Up on the holovid screen affixed in the corner of the bar, the assassin saw the camera focus in on a tall, slender woman dressed head to toe in black. Beside her on the left stood a tall man with blond hair, who the assassin recognized as Ryan Steiner. "That the Archon's daughter?"

"Spitting image of her grandmother—was named for her, too. Victor made her preside over the funeral. Those are her brothers Peter and Arthur, and the girl there is Melissa's youngest, Yvonne." The bartender shook his head as he wiped away a moisture ring on the bar. "Katrina's been defending Victor, pointing out that he's got a government to run. Most of the people feel sorry for her so they accept it, but deep down we know the truth."

Carlos nodded and drank some beer. "Been nothing but trouble since Melissa married Hanse."

The man from the back of the bar came over and plopped himself down on the seat beside Carlos. "You know it, brother. But you also know why Katrina gave Melissa to Hanse, eh?"

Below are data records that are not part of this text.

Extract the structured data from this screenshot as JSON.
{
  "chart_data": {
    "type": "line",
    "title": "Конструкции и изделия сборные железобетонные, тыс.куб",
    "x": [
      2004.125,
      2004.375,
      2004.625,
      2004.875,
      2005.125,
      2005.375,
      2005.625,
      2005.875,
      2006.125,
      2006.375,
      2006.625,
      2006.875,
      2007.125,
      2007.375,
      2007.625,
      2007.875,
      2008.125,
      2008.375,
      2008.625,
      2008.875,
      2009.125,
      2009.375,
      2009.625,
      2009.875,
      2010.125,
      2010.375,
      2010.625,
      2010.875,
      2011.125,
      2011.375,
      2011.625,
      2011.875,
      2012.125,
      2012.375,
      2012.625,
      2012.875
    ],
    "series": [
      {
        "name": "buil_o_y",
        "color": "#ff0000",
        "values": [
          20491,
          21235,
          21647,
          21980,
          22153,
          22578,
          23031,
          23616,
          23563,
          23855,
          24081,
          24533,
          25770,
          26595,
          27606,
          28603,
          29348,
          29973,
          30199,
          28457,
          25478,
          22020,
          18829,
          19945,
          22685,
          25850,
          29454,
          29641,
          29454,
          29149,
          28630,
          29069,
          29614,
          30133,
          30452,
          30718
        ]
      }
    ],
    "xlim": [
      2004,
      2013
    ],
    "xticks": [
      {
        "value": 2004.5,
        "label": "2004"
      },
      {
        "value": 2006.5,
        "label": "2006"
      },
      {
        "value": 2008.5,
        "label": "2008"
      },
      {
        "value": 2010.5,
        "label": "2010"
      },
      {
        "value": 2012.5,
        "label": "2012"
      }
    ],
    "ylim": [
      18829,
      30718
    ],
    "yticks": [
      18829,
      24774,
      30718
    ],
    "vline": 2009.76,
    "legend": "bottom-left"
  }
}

Carlos shook his head. "Why?"

"Hanse told her that if she didn't, he was going to make an alliance with the Dragons. He would have married Constance Kurita. He would have forced his half-sister Marie to divorce Michael Hasek-Davion and would have married her off to Theodore. If he'd 'a done that, right now we'd all be drinking rice wine and speaking Dragon."

The assassin, who was fluent in Japanese, decided it was no time to reveal his prowess with that tongue. "I didn't know that."

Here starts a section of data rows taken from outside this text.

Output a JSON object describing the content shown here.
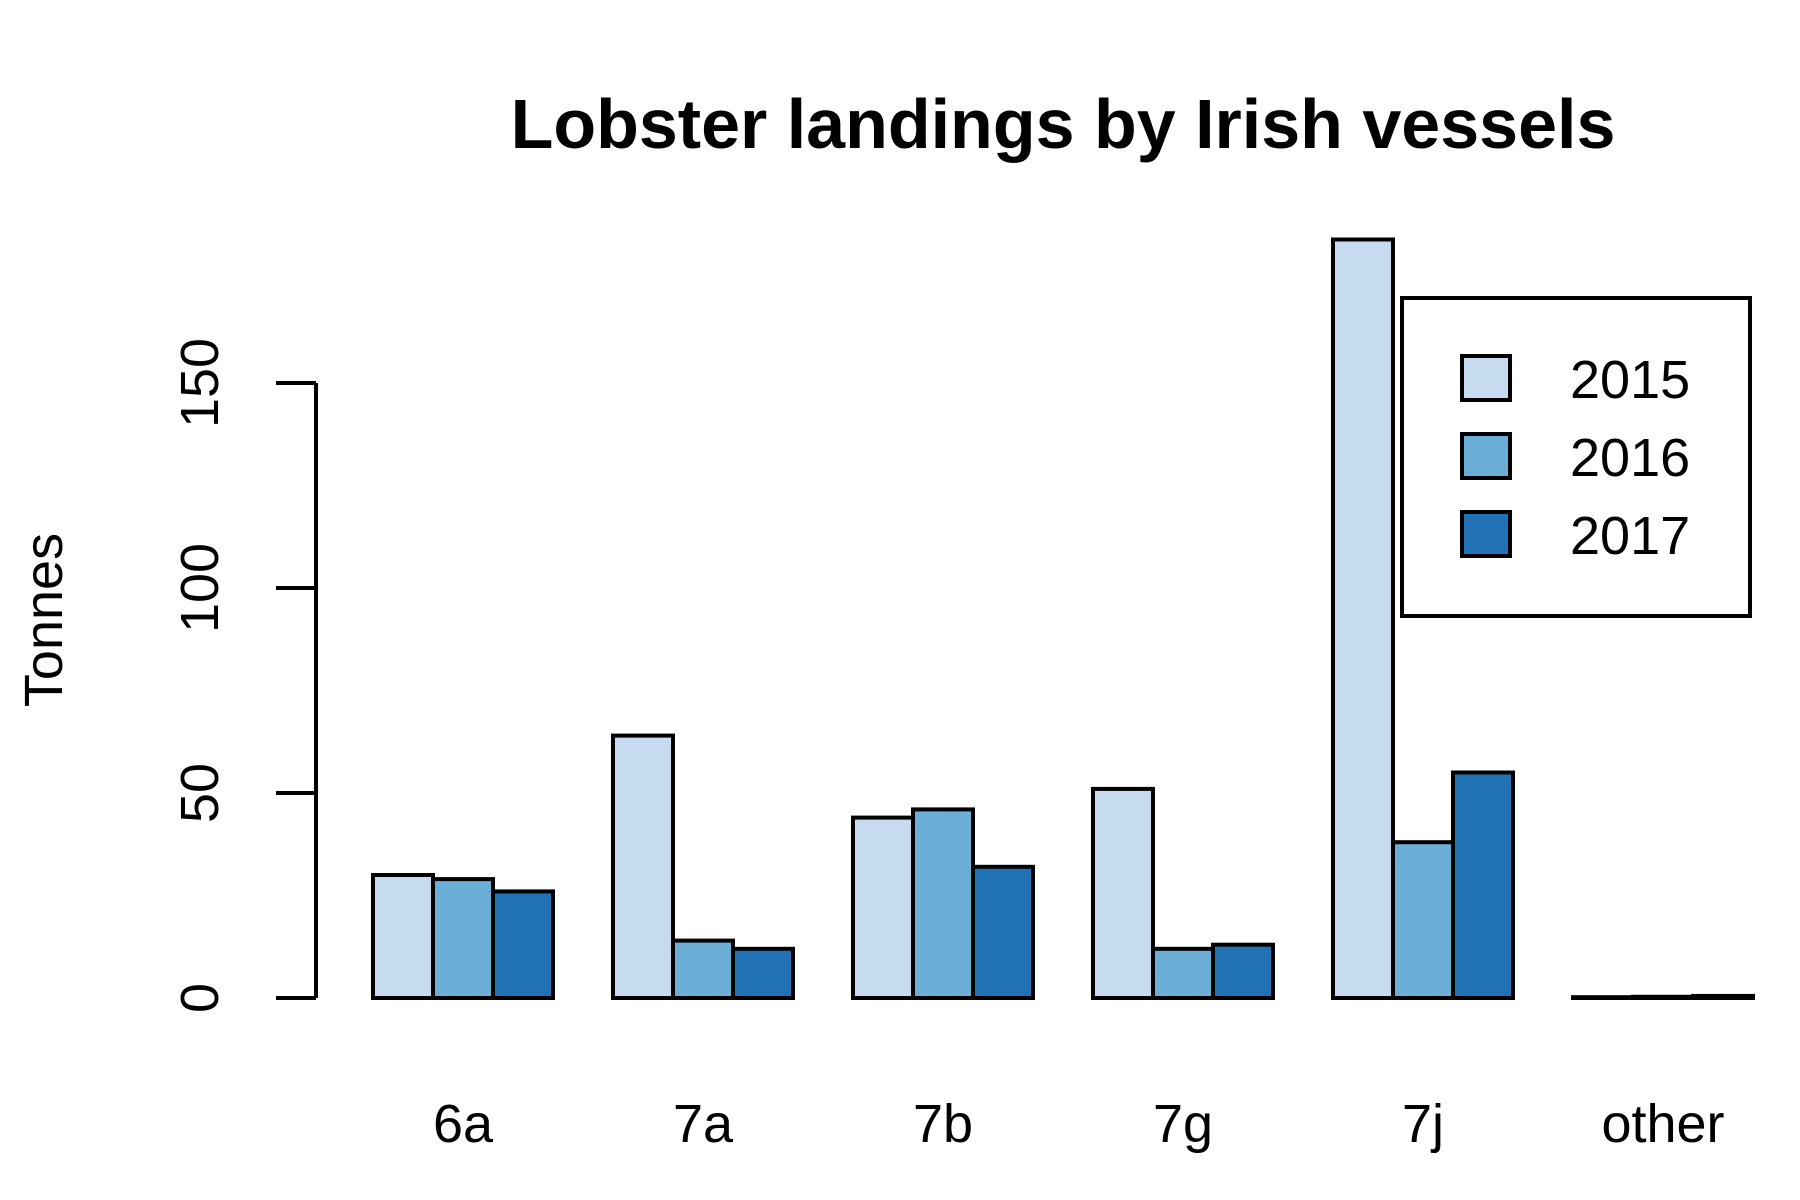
{
  "chart_data": {
    "type": "bar",
    "title": "Lobster landings by Irish vessels",
    "xlabel": "",
    "ylabel": "Tonnes",
    "categories": [
      "6a",
      "7a",
      "7b",
      "7g",
      "7j",
      "other"
    ],
    "series": [
      {
        "name": "2015",
        "color": "#c6dbef",
        "values": [
          30,
          64,
          44,
          51,
          185,
          0.2
        ]
      },
      {
        "name": "2016",
        "color": "#6baed6",
        "values": [
          29,
          14,
          46,
          12,
          38,
          0.3
        ]
      },
      {
        "name": "2017",
        "color": "#2171b5",
        "values": [
          26,
          12,
          32,
          13,
          55,
          0.5
        ]
      }
    ],
    "ylim": [
      0,
      185
    ],
    "yticks": [
      0,
      50,
      100,
      150
    ],
    "grid": false,
    "legend": "top-right"
  }
}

The man from the back nodded emphatically. "Yes, part of the Davion plan, you know. You can see Victor keeping it up, too, the way he carries on with Omi Kurita. Why do you think the Tenth Lyran is stationed on the Drac border?"

"Hearing you tell it like that, it all begins to make sense."

"Damned straight it does." The man's eyes narrowed. "I can even tell you who did it, who set the bomb and why."

The assassin made Carlos lean in closer. "Who?"

The man glanced around the room, then lowered his voice. "Victor had it done. Being so tight with Omi, he had some of her assassins, the nekogami,do the job. The thing is this—they missed the real target. The bomb wasn't meant to get Melissa."

"No?"

"No. See, it was meant to get Ryan Steiner. Victor pledged to his father on his deathbed that he would kill Ryan. See, Ryan was supposed to be there. He was the one who was supposed to introduce the Archon that night, not Morgan Kell. It was meant to get him, it was."

The assassin wanted to be cautious, but he knew Carlos would have pressed the point. "But wasn't the explosive powerful? Didn't everyone on the dais die?"

The man shrugged. "The Kurita character for 'enough' translates as 'overkill,' you know. Besides, not everyone died. Morgan Kell lived, though he probably wasn't meant to. Now, there's a patriotic family for you—they're waiting his wife's funeral so the Hounds can kill off bandits."